Na década de 50, Votorantim, então vila industrial e distrito de Sorocaba, contava com mais de 12 mil habitantes, que em sua maioria morava nos bairros da Barra Funda e da Chave, os dois bairros históricos que deram origem ao povoamento do distrito. Nessa época, todo acontecimento, por mais simples e comum que fosse, como o nascimento de uma criança, a aposentadoria de um operário, casamentos, falecimentos, etc... eram, em poucas horas do conhecimento de todos e assunto nas rodinhas de pessoas, no armazém da fábrica, no Chico da Banca de jornais, no Bar do Arcuri, nas barbearias do Menegocci, do Raul Tozi, do Horácio, do Pradinho, do Miro, no cinema do Beranger, no pátio da estaçãozinha dos bondinhos. O assunto era comentado nos mínimos detalhes, como se todos tivessem presenciado o fato.

Como uma grande família, todos se conheciam, conviviam o dia-a-dia, participavam dos momentos de alegrias e tristezas, onde sempre prevalecia o espirito solidário e de sinceras amizades. E foi nesse clima de muita união e principalmente sob o embalo das músicas contagiantes da Orquestra de Gleen Miller, dos inesquecíveis boleros de Gregorios Barrios, Lucho Gatica, Bienvenido Granda, os sambas de Ataulfo Alves, Silvio Caldas, que os bailes do Atlético passaram a contar; surgiu uma nova orquestra: o Jazz Votorantim, formada integralmente por trabalhadores da fábrica de tecidos. O conjunto ficou logo conhecido em toda a região e presença obrigatória, aos sábados e domingos, bem como, nos dias festivos. As formaturas no salão ao lado do cinema contavam sempre com a presença dessa orquestra. Seus integrantes, excelentes músicos, com eficiência, dedicação e empenho, faziam de tudo para alegrar os finais de semana da nossa gente. Muitas vezes os bailes se prolongavam até a madrugada e os frequentadores retornavam aos seus lares, a pé, e em grupos, percorrendo as ruas silenciosas, cantando fazendo serenatas, extravasando toda a sua alegria e descontração. 
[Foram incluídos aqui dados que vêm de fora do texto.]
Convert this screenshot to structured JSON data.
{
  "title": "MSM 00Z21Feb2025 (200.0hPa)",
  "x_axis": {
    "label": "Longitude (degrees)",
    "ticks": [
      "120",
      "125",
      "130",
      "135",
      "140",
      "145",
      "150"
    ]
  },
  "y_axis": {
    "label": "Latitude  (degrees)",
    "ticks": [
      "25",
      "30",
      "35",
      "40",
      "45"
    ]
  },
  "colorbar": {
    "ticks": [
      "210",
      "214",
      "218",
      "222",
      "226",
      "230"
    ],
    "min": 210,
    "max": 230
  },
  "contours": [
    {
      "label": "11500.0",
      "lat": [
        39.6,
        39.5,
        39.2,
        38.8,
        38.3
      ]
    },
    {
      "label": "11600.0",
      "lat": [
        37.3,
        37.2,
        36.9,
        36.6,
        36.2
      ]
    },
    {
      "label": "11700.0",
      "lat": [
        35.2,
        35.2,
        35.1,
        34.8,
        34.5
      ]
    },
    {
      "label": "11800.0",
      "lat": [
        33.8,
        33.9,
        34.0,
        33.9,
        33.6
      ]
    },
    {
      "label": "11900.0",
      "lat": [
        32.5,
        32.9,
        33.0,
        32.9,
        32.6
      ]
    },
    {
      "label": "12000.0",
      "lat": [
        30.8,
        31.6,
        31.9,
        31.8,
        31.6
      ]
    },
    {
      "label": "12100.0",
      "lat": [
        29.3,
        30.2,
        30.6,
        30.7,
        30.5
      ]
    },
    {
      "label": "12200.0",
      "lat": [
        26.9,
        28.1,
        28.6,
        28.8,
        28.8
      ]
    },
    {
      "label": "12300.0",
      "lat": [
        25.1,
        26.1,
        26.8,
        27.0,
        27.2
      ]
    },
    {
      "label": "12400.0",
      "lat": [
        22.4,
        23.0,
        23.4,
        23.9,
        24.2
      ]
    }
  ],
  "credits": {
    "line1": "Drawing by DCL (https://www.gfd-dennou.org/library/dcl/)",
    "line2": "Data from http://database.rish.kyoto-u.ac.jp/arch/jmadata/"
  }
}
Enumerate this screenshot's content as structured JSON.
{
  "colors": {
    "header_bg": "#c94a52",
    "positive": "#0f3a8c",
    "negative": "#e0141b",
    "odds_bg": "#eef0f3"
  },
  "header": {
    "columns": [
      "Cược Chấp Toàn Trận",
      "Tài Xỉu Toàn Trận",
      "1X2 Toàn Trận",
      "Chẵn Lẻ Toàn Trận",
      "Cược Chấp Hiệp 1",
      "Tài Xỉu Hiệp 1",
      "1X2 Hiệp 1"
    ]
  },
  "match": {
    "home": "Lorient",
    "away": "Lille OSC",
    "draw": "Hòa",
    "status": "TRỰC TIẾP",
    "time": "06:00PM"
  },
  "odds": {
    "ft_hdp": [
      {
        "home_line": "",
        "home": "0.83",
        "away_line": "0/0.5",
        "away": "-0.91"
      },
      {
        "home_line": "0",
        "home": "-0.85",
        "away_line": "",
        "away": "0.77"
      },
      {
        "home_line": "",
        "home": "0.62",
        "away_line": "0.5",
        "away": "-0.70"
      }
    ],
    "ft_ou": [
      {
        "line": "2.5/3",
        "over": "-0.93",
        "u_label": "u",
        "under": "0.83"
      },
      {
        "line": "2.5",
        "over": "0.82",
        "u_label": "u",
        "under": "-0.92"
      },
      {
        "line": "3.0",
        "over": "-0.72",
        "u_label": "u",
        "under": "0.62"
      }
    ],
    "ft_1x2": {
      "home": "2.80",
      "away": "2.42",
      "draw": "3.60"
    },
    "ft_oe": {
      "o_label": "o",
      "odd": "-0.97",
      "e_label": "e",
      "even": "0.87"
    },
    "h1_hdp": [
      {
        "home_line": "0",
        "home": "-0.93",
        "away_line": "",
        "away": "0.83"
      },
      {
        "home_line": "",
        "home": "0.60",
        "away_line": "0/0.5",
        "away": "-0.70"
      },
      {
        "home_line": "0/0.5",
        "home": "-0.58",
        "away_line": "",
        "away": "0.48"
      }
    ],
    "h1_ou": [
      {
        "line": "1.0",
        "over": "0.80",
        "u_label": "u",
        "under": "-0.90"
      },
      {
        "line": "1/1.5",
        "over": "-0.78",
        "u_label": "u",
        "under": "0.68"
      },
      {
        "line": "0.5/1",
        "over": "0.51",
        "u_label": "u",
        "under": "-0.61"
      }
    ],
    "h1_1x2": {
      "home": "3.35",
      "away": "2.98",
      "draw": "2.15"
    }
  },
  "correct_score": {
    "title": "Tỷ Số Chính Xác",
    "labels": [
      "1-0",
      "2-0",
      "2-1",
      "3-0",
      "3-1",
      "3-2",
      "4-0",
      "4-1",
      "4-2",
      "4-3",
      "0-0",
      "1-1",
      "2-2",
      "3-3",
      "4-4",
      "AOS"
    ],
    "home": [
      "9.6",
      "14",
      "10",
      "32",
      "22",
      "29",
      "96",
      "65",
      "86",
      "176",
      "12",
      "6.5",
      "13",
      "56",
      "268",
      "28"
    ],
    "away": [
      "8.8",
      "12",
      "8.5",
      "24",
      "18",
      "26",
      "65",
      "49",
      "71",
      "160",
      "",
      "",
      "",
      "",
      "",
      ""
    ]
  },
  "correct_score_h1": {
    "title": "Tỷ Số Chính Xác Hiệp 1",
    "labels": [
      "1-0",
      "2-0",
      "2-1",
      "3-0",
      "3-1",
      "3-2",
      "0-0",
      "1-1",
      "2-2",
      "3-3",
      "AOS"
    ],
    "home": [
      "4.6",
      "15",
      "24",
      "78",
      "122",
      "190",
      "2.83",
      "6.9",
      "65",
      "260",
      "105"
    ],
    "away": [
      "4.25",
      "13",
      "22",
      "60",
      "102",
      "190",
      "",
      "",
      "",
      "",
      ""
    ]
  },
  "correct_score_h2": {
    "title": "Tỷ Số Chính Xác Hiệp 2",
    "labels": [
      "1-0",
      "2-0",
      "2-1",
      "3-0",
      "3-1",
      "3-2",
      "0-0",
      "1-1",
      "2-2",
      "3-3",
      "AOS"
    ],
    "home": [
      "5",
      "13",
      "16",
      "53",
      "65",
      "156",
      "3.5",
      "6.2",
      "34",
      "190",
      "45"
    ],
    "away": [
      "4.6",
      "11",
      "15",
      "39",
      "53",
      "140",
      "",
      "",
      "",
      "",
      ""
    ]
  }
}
Somente aqueles que viveram essa saudosa época e que participaram disso tudo, podem avaliar a falta que isso nos faz nos dias de hoje. Os bailes de hoje, já não são como os de outrora, não existe segurança para andarmos à noite nas ruas; as serenatas emudeceram, dando lugar as sirenes de polícia e a lua prateada já não inspira mais os poetas e os namorados apaixonados, que até ignoram a sua existência. 

Por isso, quando nossa cidade está prestes a comemorar 56 anos de Emancipação, vamos recordar os bons tempos de outrora, destacando na foto a orquestra que marcou a vida dos votorantinenses e foi a alegria de uma cidade operária. 

Aparecem na foto, da esquerda para a direita: JOSÉ ORSI, ARMANDO SILVA (Pandeiro), TONINHO MESSIAS (Clarinete), TUNIM VETORAZZO WITERMAN LOUREIRO MELO (Góde) (Trombone), NELSON BORMAN – ORIDES MAINARDY (Acordeon), VICENTE VIEIRA (Viola), ANDRÉ REGINATO, ISMAEL ROQUE (Bateria), SINÉSIO SANTOS (Contra-baixo) E O GRANDE MÚSICO GUILHERME MAGANHATO (Violino). ABAIXADOS: JOSÉ GIANELI (Sax-alto), DOMÍCIO TERCIANI (Sax-alto), ITAGIBA (Piston), ZICO (Clarinete). Os croners eram o NATALINO e o PAIM NETO.  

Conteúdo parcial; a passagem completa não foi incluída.